From a forward operating base, units will test their judgment and combat skills as they negotiate the course, juggling potential roadside bombs, attacks, ambushes and suspicious targets. At the existing Range 800 at one end of the course, units could do live-fire assaults with coordinated air support.

•A regimental urban training facility at San Mateo for 5th Marines. “The idea there is to have sort of a backyard training area for the northern regiment,” Carretti said.

With about 100 containers — roughly 30 buildings — it will be smaller than the base’s main MOUT facility and would be controlled by the base. “It’s a nice backyard MOUT training facility, which they don’t currently have,” he added. A second regimental urban facility for 1st Marines at Camp Horno is also planned.

•A live-fire raid facility. The site will be built at AFA-17, a current firing position along the main impact area.

Infantry battalions and the Special Operations Training Group will be able to integrate support from helicopters and fixed-wing aircraft. Marines can direct aircraft onto targets set in new configurations for urban close-air support using deep and shallow targets, Carretti said.

•MOUT instrumentation. The 25 Area combat town will be the first retrofitted with instrumentation, including cameras, designed to track and provide feedback to units and trainers.

“You’re able to critique a tactical scenario,” Carretti said. All MOUT and urban facilities would be instrumented.

Training officials also want to use more role players, such as native Iraqis, to support tactical scenarios.

More ranges will get enhanced targeting systems, including automated or pop-up targets, funded in part with $2.5 million in 2006 through the Training and Education Command’s Ground Range Sustainment Program. An integrated range management system will improve the situational awareness of the base ranges, “and ultimately we will be able to manage them better,” he said.

In 2009, base officials also plan to widen two key crossings under Interstate 5 at Red and Green beaches, two key landing areas, Carretti said.

And at least one project is homegrown. Navy Seabees with four battalions have been helping construct a 20-building MOUT facility for the School of Infantry-West.

“They made a commitment to do it,” Carretti said. “They do great work.” The B-3 combat town will be done by June.
More realistic training

Camp Pendleton, home to I Marine Expeditionary Force, covers 198 square miles that stretch from the Pacific across coastal hills and scrubby mesas in northern San Diego County.

The integration of aviation and traditional ground operations is among the base’s hallmarks. “Our bread and butter is bringing that all together, so we’ve got to be able to squeeze every single square inch of the 125,000 acres of training,” Carretti said.

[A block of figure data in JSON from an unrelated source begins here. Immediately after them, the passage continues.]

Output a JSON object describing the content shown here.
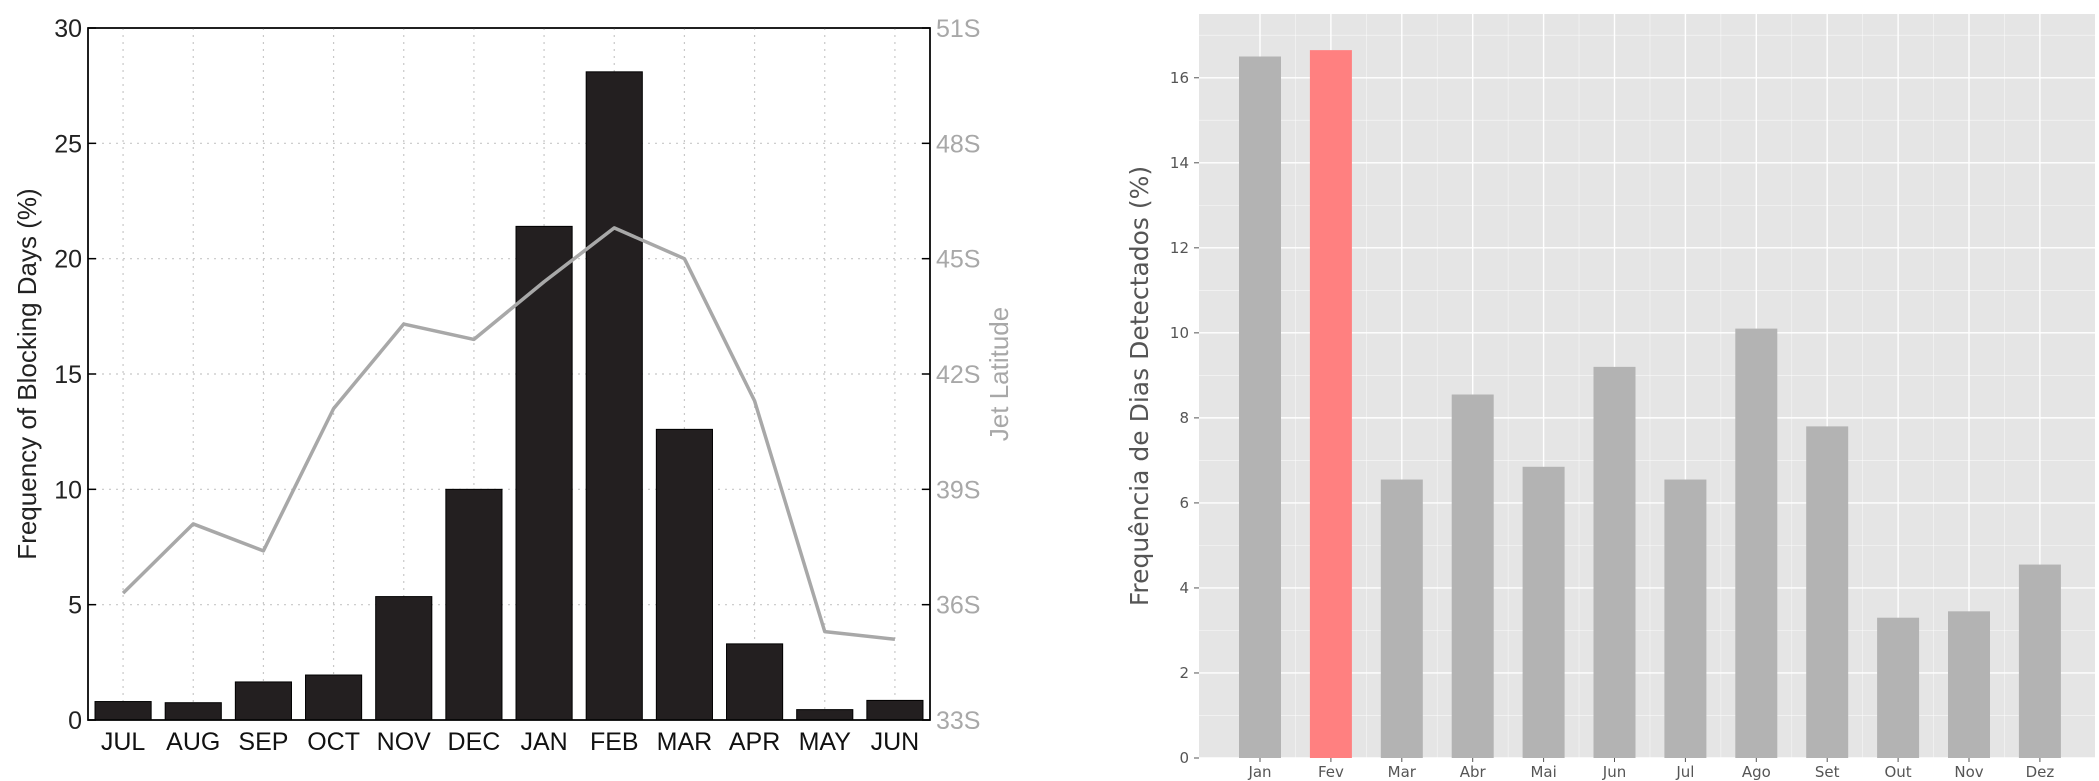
{
  "chart_data": [
    {
      "type": "bar",
      "categories": [
        "JUL",
        "AUG",
        "SEP",
        "OCT",
        "NOV",
        "DEC",
        "JAN",
        "FEB",
        "MAR",
        "APR",
        "MAY",
        "JUN"
      ],
      "series": [
        {
          "values": [
            0.8,
            0.75,
            1.65,
            1.95,
            5.35,
            10.0,
            21.4,
            28.1,
            12.6,
            3.3,
            0.45,
            0.85
          ],
          "color": "#231f20"
        }
      ],
      "line_series": [
        {
          "axis": "right",
          "values": [
            36.3,
            38.1,
            37.4,
            41.1,
            43.3,
            42.9,
            44.4,
            45.8,
            45.0,
            41.3,
            35.3,
            35.1
          ],
          "color": "#a8a8a8"
        }
      ],
      "ylabel": "Frequency of Blocking Days (%)",
      "y2label": "Jet Latitude",
      "ylim": [
        0,
        30
      ],
      "y2lim": [
        33,
        51
      ],
      "yticks": [
        "0",
        "5",
        "10",
        "15",
        "20",
        "25",
        "30"
      ],
      "y2ticks": [
        "33S",
        "36S",
        "39S",
        "42S",
        "45S",
        "48S",
        "51S"
      ],
      "grid": true
    },
    {
      "type": "bar",
      "categories": [
        "Jan",
        "Fev",
        "Mar",
        "Abr",
        "Mai",
        "Jun",
        "Jul",
        "Ago",
        "Set",
        "Out",
        "Nov",
        "Dez"
      ],
      "series": [
        {
          "values": [
            16.5,
            16.65,
            6.55,
            8.55,
            6.85,
            9.2,
            6.55,
            10.1,
            7.8,
            3.3,
            3.45,
            4.55
          ]
        }
      ],
      "bar_color": "#b3b3b3",
      "highlight_index": 1,
      "highlight_color": "#ff8080",
      "ylabel": "Frequência de Dias Detectados (%)",
      "ylim": [
        0,
        17.5
      ],
      "yticks": [
        "0",
        "2",
        "4",
        "6",
        "8",
        "10",
        "12",
        "14",
        "16"
      ],
      "grid": true,
      "background": "#e5e5e5"
    }
  ]
}
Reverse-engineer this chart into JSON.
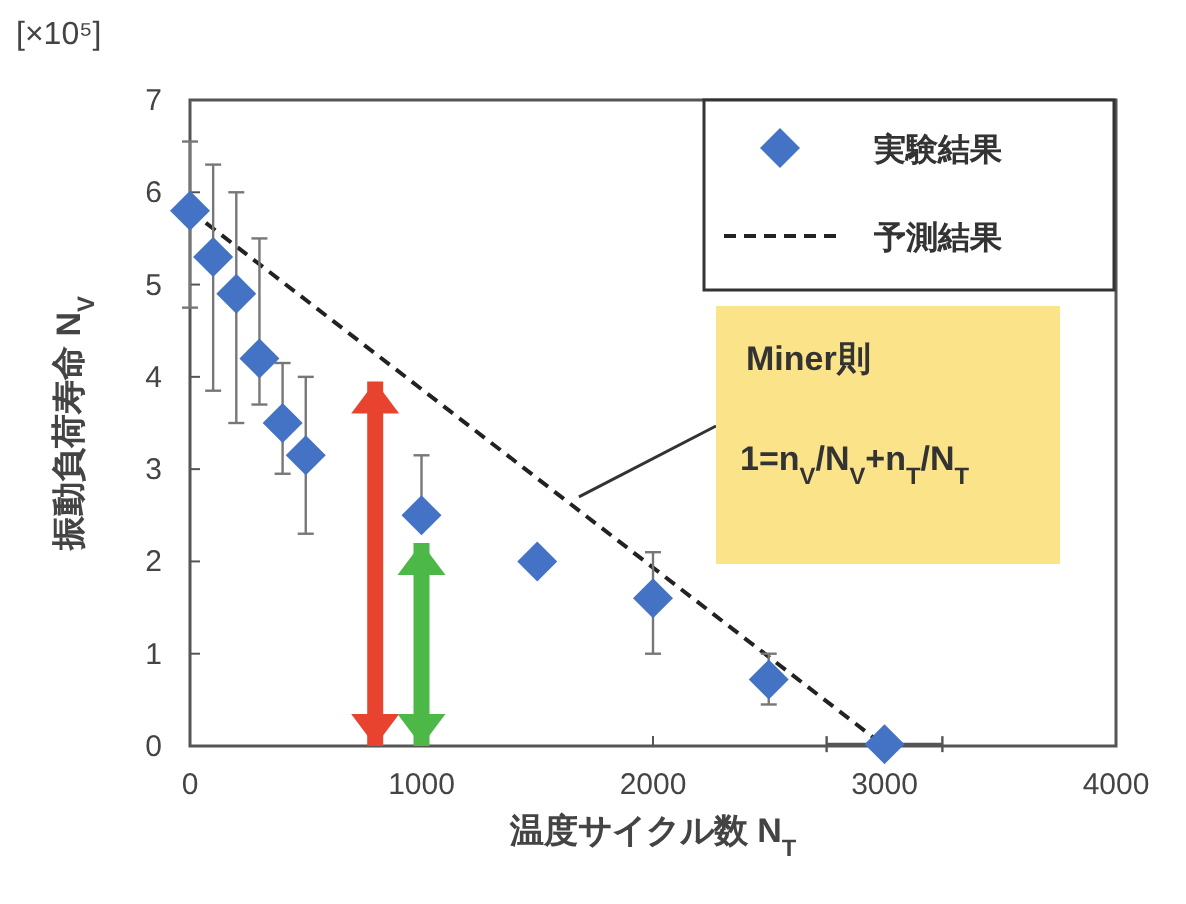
{
  "chart_data": {
    "type": "scatter",
    "xlabel": "温度サイクル数 N$_{T}$",
    "ylabel": "振動負荷寿命 N$_{V}$",
    "xlim": [
      0,
      4000
    ],
    "xticks": [
      0,
      1000,
      2000,
      3000,
      4000
    ],
    "ylim": [
      0,
      7
    ],
    "yticks": [
      0,
      1,
      2,
      3,
      4,
      5,
      6,
      7
    ],
    "grid": false,
    "legend": "top right",
    "series": [
      {
        "name": "実験結果",
        "type": "scatter",
        "marker": "diamond",
        "color": "#4472c4",
        "x": [
          0,
          100,
          200,
          300,
          400,
          500,
          1000,
          1500,
          2000,
          2500,
          3000
        ],
        "values": [
          5.8,
          5.3,
          4.9,
          4.2,
          3.5,
          3.15,
          2.5,
          2.0,
          1.6,
          0.72,
          0.02
        ],
        "errors": [
          [
            4.75,
            6.55
          ],
          [
            3.85,
            6.3
          ],
          [
            3.5,
            6.0
          ],
          [
            3.7,
            5.5
          ],
          [
            2.95,
            4.15
          ],
          [
            2.3,
            4.0
          ],
          [
            2.5,
            3.15
          ],
          null,
          [
            1.0,
            2.1
          ],
          [
            0.45,
            1.0
          ],
          null
        ],
        "xerrors": [
          null,
          null,
          null,
          null,
          null,
          null,
          null,
          null,
          null,
          null,
          [
            2750,
            3250
          ]
        ]
      },
      {
        "name": "予測結果",
        "type": "line",
        "line_style": "dashed",
        "color": "#222222",
        "x": [
          0,
          3000
        ],
        "values": [
          5.8,
          0
        ]
      },
      {
        "type": "line",
        "color": "#e8432e",
        "x": [
          800,
          800
        ],
        "values": [
          0,
          3.95
        ]
      },
      {
        "type": "line",
        "color": "#4cb848",
        "x": [
          1000,
          1000
        ],
        "values": [
          0,
          2.2
        ]
      }
    ],
    "annotations": [
      "[×10⁵]",
      "Miner則",
      {
        "text": "1=n$_{V}$/N$_{V}$+n$_{T}$/N$_{T}$",
        "x": 1680,
        "y": 2.7
      }
    ]
  }
}
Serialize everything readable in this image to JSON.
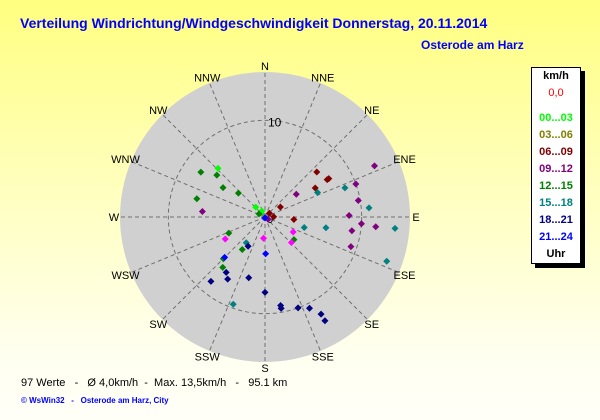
{
  "header": {
    "title": "Verteilung Windrichtung/Windgeschwindigkeit  Donnerstag, 20.11.2014",
    "location": "Osterode am Harz"
  },
  "legend": {
    "unit": "km/h",
    "calm": "0,0",
    "calm_color": "#ff0000",
    "bins": [
      {
        "label": "00...03",
        "color": "#00ff00"
      },
      {
        "label": "03...06",
        "color": "#808000"
      },
      {
        "label": "06...09",
        "color": "#800000"
      },
      {
        "label": "09...12",
        "color": "#800080"
      },
      {
        "label": "12...15",
        "color": "#008000"
      },
      {
        "label": "15...18",
        "color": "#008080"
      },
      {
        "label": "18...21",
        "color": "#000080"
      },
      {
        "label": "21...24",
        "color": "#0000ff"
      }
    ],
    "footer": "Uhr"
  },
  "footer": {
    "stats": "97 Werte   -   Ø 4,0km/h  -  Max. 13,5km/h   -   95.1 km",
    "credit": "© WsWin32   -   Osterode am Harz, City"
  },
  "chart_data": {
    "type": "scatter",
    "coordinate_system": "polar",
    "directions": [
      "N",
      "NNE",
      "NE",
      "ENE",
      "E",
      "ESE",
      "SE",
      "SSE",
      "S",
      "SSW",
      "SW",
      "WSW",
      "W",
      "WNW",
      "NW",
      "NNW"
    ],
    "ring_labels": [
      {
        "value": 10,
        "label": "10"
      }
    ],
    "center_label": "0",
    "r_max": 15,
    "grid": true,
    "units": {
      "direction": "degrees",
      "speed": "km/h"
    },
    "series": [
      {
        "name": "00...03",
        "color": "#00ff00",
        "points": [
          [
            316,
            7.0
          ],
          [
            317,
            1.4
          ],
          [
            332,
            0.7
          ],
          [
            315,
            0.6
          ]
        ]
      },
      {
        "name": "06...09",
        "color": "#800000",
        "points": [
          [
            49,
            7.1
          ],
          [
            59,
            7.5
          ],
          [
            59,
            7.7
          ],
          [
            60,
            6.0
          ],
          [
            57,
            1.9
          ],
          [
            50,
            0.6
          ],
          [
            88,
            0.9
          ],
          [
            95,
            3.0
          ]
        ]
      },
      {
        "name": "09...12",
        "color": "#800080",
        "points": [
          [
            65,
            12.5
          ],
          [
            70,
            10.0
          ],
          [
            54,
            4.0
          ],
          [
            80,
            9.8
          ],
          [
            89,
            8.7
          ],
          [
            94,
            10.0
          ],
          [
            95,
            11.5
          ],
          [
            99,
            9.1
          ],
          [
            109,
            9.4
          ],
          [
            275,
            6.5
          ],
          [
            125,
            0.4
          ]
        ]
      },
      {
        "name": "12...15",
        "color": "#008000",
        "points": [
          [
            305,
            8.1
          ],
          [
            311,
            6.6
          ],
          [
            305,
            5.3
          ],
          [
            312,
            3.7
          ],
          [
            285,
            7.3
          ],
          [
            298,
            0.7
          ],
          [
            246,
            4.1
          ],
          [
            215,
            4.1
          ],
          [
            225,
            6.1
          ],
          [
            220,
            6.8
          ],
          [
            128,
            3.8
          ]
        ]
      },
      {
        "name": "15...18",
        "color": "#008080",
        "points": [
          [
            70,
            8.8
          ],
          [
            65,
            6.0
          ],
          [
            85,
            10.8
          ],
          [
            105,
            4.2
          ],
          [
            100,
            6.4
          ],
          [
            95,
            13.5
          ],
          [
            110,
            13.4
          ],
          [
            216,
            3.3
          ],
          [
            200,
            9.6
          ]
        ]
      },
      {
        "name": "18...21",
        "color": "#000080",
        "points": [
          [
            210,
            3.5
          ],
          [
            215,
            7.0
          ],
          [
            211,
            7.5
          ],
          [
            220,
            8.7
          ],
          [
            195,
            6.5
          ],
          [
            180,
            7.8
          ],
          [
            170,
            9.3
          ],
          [
            170,
            9.6
          ],
          [
            160,
            10.0
          ],
          [
            154,
            10.5
          ],
          [
            150,
            11.6
          ],
          [
            150,
            12.4
          ]
        ]
      },
      {
        "name": "21...24",
        "color": "#0000ff",
        "points": [
          [
            179,
            3.8
          ],
          [
            225,
            5.9
          ],
          [
            180,
            0.1
          ]
        ]
      },
      {
        "color": "#ff00ff",
        "points": [
          [
            118,
            3.3
          ],
          [
            134,
            3.8
          ],
          [
            184,
            2.2
          ],
          [
            241,
            4.7
          ]
        ]
      }
    ]
  }
}
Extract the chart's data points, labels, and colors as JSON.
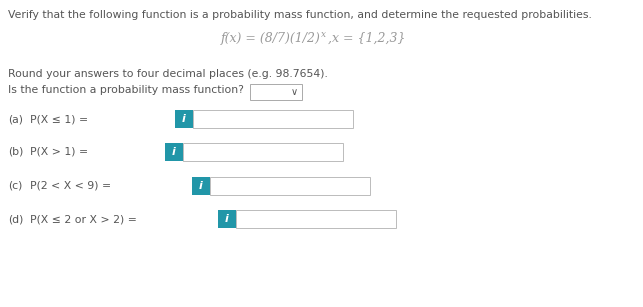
{
  "title": "Verify that the following function is a probability mass function, and determine the requested probabilities.",
  "formula_prefix": "f(x) = (8/7)(1/2)",
  "formula_superscript": "x",
  "formula_suffix": " ,x = {1,2,3}",
  "round_note": "Round your answers to four decimal places (e.g. 98.7654).",
  "pmf_question": "Is the function a probability mass function?",
  "parts": [
    {
      "label": "(a)",
      "expr": "P(X ≤ 1) ="
    },
    {
      "label": "(b)",
      "expr": "P(X > 1) ="
    },
    {
      "label": "(c)",
      "expr": "P(2 < X < 9) ="
    },
    {
      "label": "(d)",
      "expr": "P(X ≤ 2 or X > 2) ="
    }
  ],
  "bg_color": "#ffffff",
  "text_color": "#555555",
  "formula_color": "#999999",
  "blue_btn_color": "#2196a8",
  "blue_btn_text": "i",
  "box_border": "#bbbbbb"
}
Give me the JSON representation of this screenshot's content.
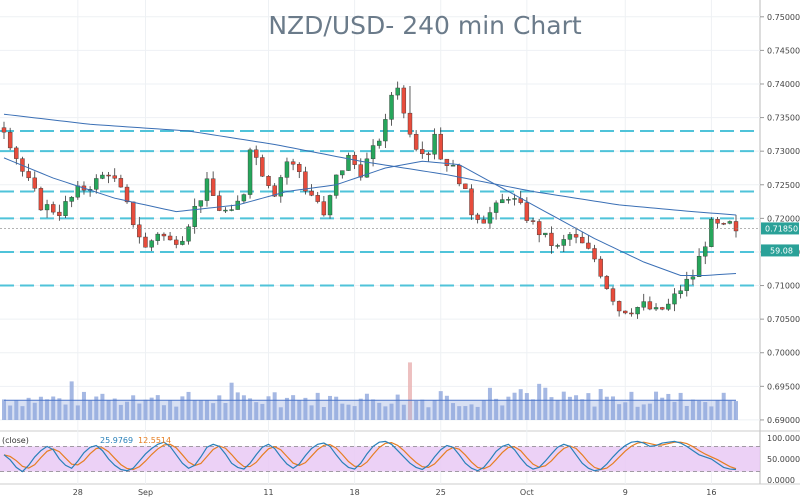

The projects underway at Camp Pendleton echo efforts across the Marine Corps to build new ranges, expand and improve existing facilities and inject more realism into training — whether it’s rooting out insurgent fighters, searching homes and buildings, securing and stabilizing a town, fighting urban battles or aiding local residents — to prepare combat units before they deploy. Commandant Gen. James Conway, testifying in January on Capitol Hill, described it as “the most ambitious modernization of our training ranges since World War II.”

Sections of the Mojave Desert at the Marine Corps Air Ground Combat Center at Twentynine Palms, Calif., are being transformed into makeshift Iraqi villages, replete with blue-domed mosques, concrete courtyards and roadside booby traps. The projects help support “Mojave Viper,” the 30-day training exercise in which battalions and air-ground task forces operate together before deploying to a combat zone. Similar range improvements are underway at Camp Lejeune, N.C.

Carretti said his crew is aware of the heavy interest and demand on training ranges by units and commanders.

“We try to get this stuff as fast as possible,” he said. “Literally every time we put up a shock absorbent concrete or new targetry or put the targetry in the impact area, they are right away there, filling the vacuum to get in there for training.”